Fuller RC. Alternative Medicine in American Religious Life. New York, NY: Oxford University Press, 1989.

Gevitz N. "A coarse sieve": basic science boards and medical licensure in the United States. J Hist Med & Allied Sci 1988;43:36-63.

Gibbons RW. Physician-chiropractors: medical presence in the evolution of chiropractic. Bull Hist Med 1981;55(2):233-45.

Keating JC, Mootz RD. The influence of political medicine on chiropractic dogma: implications for scientific development. J Manipulative Physiol Ther 1989;12(5):393-8.

Keating JC, Rehm WS. The origins and early history of the National Chiropractic Association. J Can Chiropr Assoc 1993;37(1):27-51.

Mootz RD, Haldeman S. The evolving role of chiropractic within mainstream health care. Top Clin Chiropr 1995;2(2):11-21.

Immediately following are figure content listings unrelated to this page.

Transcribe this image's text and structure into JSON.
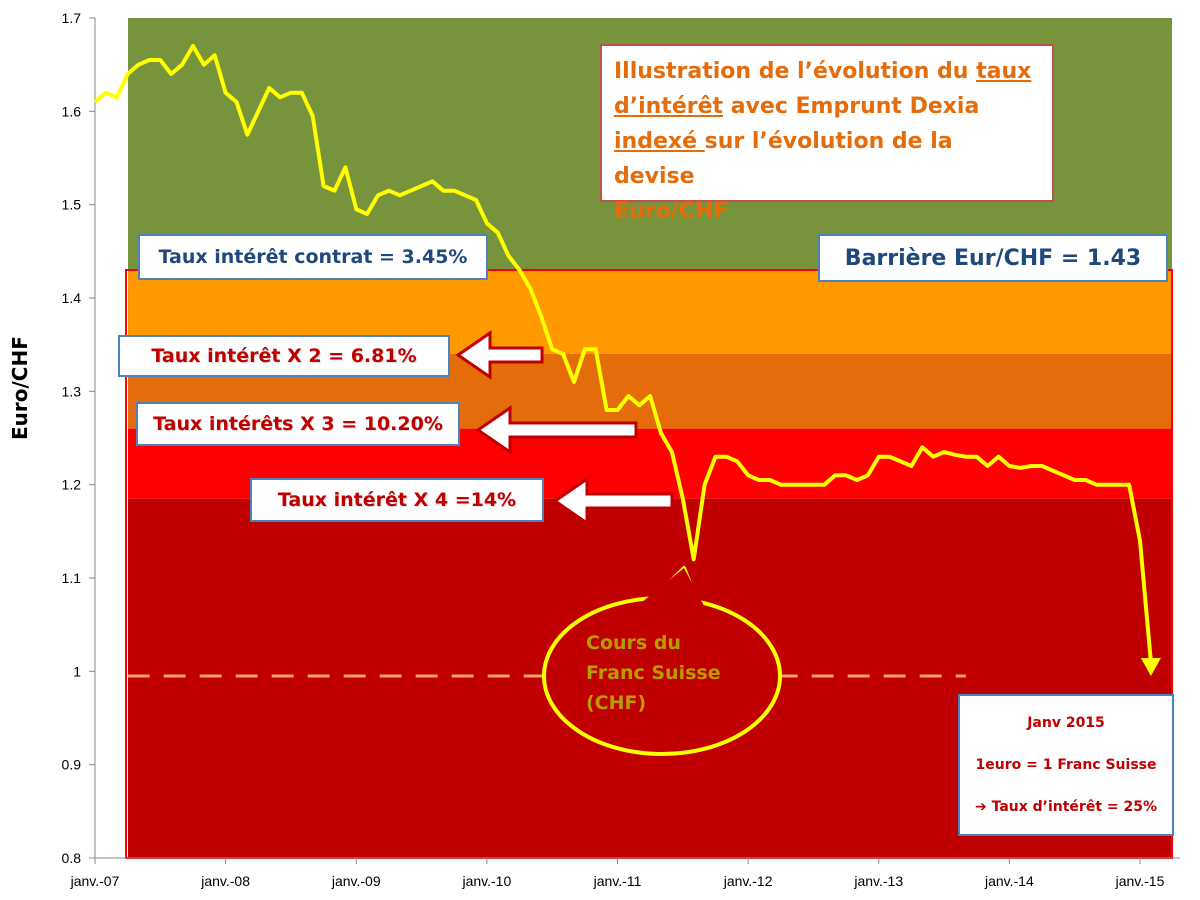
{
  "chart_data": {
    "type": "line",
    "title": "Illustration de l’évolution du taux d’intérêt avec Emprunt Dexia indexé sur l’évolution de la devise Euro/CHF",
    "title_parts": {
      "p1": "Illustration de l’évolution du ",
      "p2": "taux",
      "p3": "d’intérêt",
      "p4": " avec Emprunt Dexia",
      "p5": "indexé ",
      "p6": "sur l’évolution de la devise",
      "p7": "Euro/CHF"
    },
    "ylabel": "Euro/CHF",
    "xlabel": "",
    "ylim": [
      0.8,
      1.7
    ],
    "xlim": [
      "2007-01",
      "2015-03"
    ],
    "y_ticks": [
      "0.8",
      "0.9",
      "1",
      "1.1",
      "1.2",
      "1.3",
      "1.4",
      "1.5",
      "1.6",
      "1.7"
    ],
    "x_ticks": [
      "janv.-07",
      "janv.-08",
      "janv.-09",
      "janv.-10",
      "janv.-11",
      "janv.-12",
      "janv.-13",
      "janv.-14",
      "janv.-15"
    ],
    "grid": false,
    "colors": {
      "green": "#77933c",
      "orange": "#ff9900",
      "dark_orange": "#e46c0a",
      "red": "#ff0000",
      "dark_red": "#c00000",
      "line": "#ffff00",
      "dashed": "#f4a460"
    },
    "bands": [
      {
        "from": 1.43,
        "to": 1.7,
        "color": "#77933c"
      },
      {
        "from": 1.34,
        "to": 1.43,
        "color": "#ff9900"
      },
      {
        "from": 1.26,
        "to": 1.34,
        "color": "#e46c0a"
      },
      {
        "from": 1.185,
        "to": 1.26,
        "color": "#ff0000"
      },
      {
        "from": 0.8,
        "to": 1.185,
        "color": "#c00000"
      }
    ],
    "reference_line": {
      "y": 0.995,
      "from": "2007-04",
      "to": "2013-09"
    },
    "series": [
      {
        "x": [
          "2007-01",
          "2007-02",
          "2007-03",
          "2007-04",
          "2007-05",
          "2007-06",
          "2007-07",
          "2007-08",
          "2007-09",
          "2007-10",
          "2007-11",
          "2007-12",
          "2008-01",
          "2008-02",
          "2008-03",
          "2008-04",
          "2008-05",
          "2008-06",
          "2008-07",
          "2008-08",
          "2008-09",
          "2008-10",
          "2008-11",
          "2008-12",
          "2009-01",
          "2009-02",
          "2009-03",
          "2009-04",
          "2009-05",
          "2009-06",
          "2009-07",
          "2009-08",
          "2009-09",
          "2009-10",
          "2009-11",
          "2009-12",
          "2010-01",
          "2010-02",
          "2010-03",
          "2010-04",
          "2010-05",
          "2010-06",
          "2010-07",
          "2010-08",
          "2010-09",
          "2010-10",
          "2010-11",
          "2010-12",
          "2011-01",
          "2011-02",
          "2011-03",
          "2011-04",
          "2011-05",
          "2011-06",
          "2011-07",
          "2011-08",
          "2011-09",
          "2011-10",
          "2011-11",
          "2011-12",
          "2012-01",
          "2012-02",
          "2012-03",
          "2012-04",
          "2012-05",
          "2012-06",
          "2012-07",
          "2012-08",
          "2012-09",
          "2012-10",
          "2012-11",
          "2012-12",
          "2013-01",
          "2013-02",
          "2013-03",
          "2013-04",
          "2013-05",
          "2013-06",
          "2013-07",
          "2013-08",
          "2013-09",
          "2013-10",
          "2013-11",
          "2013-12",
          "2014-01",
          "2014-02",
          "2014-03",
          "2014-04",
          "2014-05",
          "2014-06",
          "2014-07",
          "2014-08",
          "2014-09",
          "2014-10",
          "2014-11",
          "2014-12",
          "2015-01",
          "2015-02"
        ],
        "y": [
          1.61,
          1.62,
          1.615,
          1.64,
          1.65,
          1.655,
          1.655,
          1.64,
          1.65,
          1.67,
          1.65,
          1.66,
          1.62,
          1.61,
          1.575,
          1.6,
          1.625,
          1.615,
          1.62,
          1.62,
          1.595,
          1.52,
          1.515,
          1.54,
          1.495,
          1.49,
          1.51,
          1.515,
          1.51,
          1.515,
          1.52,
          1.525,
          1.515,
          1.515,
          1.51,
          1.505,
          1.48,
          1.47,
          1.445,
          1.43,
          1.41,
          1.38,
          1.345,
          1.34,
          1.31,
          1.345,
          1.345,
          1.28,
          1.28,
          1.295,
          1.285,
          1.295,
          1.255,
          1.235,
          1.185,
          1.12,
          1.2,
          1.23,
          1.23,
          1.225,
          1.21,
          1.205,
          1.205,
          1.2,
          1.2,
          1.2,
          1.2,
          1.2,
          1.21,
          1.21,
          1.205,
          1.21,
          1.23,
          1.23,
          1.225,
          1.22,
          1.24,
          1.23,
          1.235,
          1.232,
          1.23,
          1.23,
          1.22,
          1.23,
          1.22,
          1.218,
          1.22,
          1.22,
          1.215,
          1.21,
          1.205,
          1.205,
          1.2,
          1.2,
          1.2,
          1.2,
          1.14,
          1.01
        ]
      }
    ],
    "annotations": {
      "contract": "Taux intérêt contrat = 3.45%",
      "barrier": "Barrière Eur/CHF = 1.43",
      "x2": "Taux intérêt X 2 = 6.81%",
      "x3": "Taux intérêts X 3 = 10.20%",
      "x4": "Taux intérêt X 4 =14%",
      "bubble_l1": "Cours du",
      "bubble_l2": "Franc Suisse",
      "bubble_l3": "(CHF)",
      "info_l1": "Janv 2015",
      "info_l2": "1euro = 1 Franc Suisse",
      "info_l3": "➔ Taux d’intérêt = 25%"
    }
  }
}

Palmer DD. The Chiropractor’s Adjuster: A Textbook of the Science, Art and Philosophy of Chiropractic for Students and Practitioners. Portland, OR: Portland Printing House, 1910.

Shekelle PG, Adams AH, Chassin MR, Hurwitz EL, Brook RH. Spinal manipulation for low-back pain. Ann Intern Med 1992;117(7):590-8.

Starr P. The Social Transformation of American Medicine. New York, NY: Basic Books Inc., 1982.

Wardwell WI. Chiropractic: History and Evolution of a New Profession. St. Louis, MO: Mosby Year Book, 1992, Chapters 6 and 8.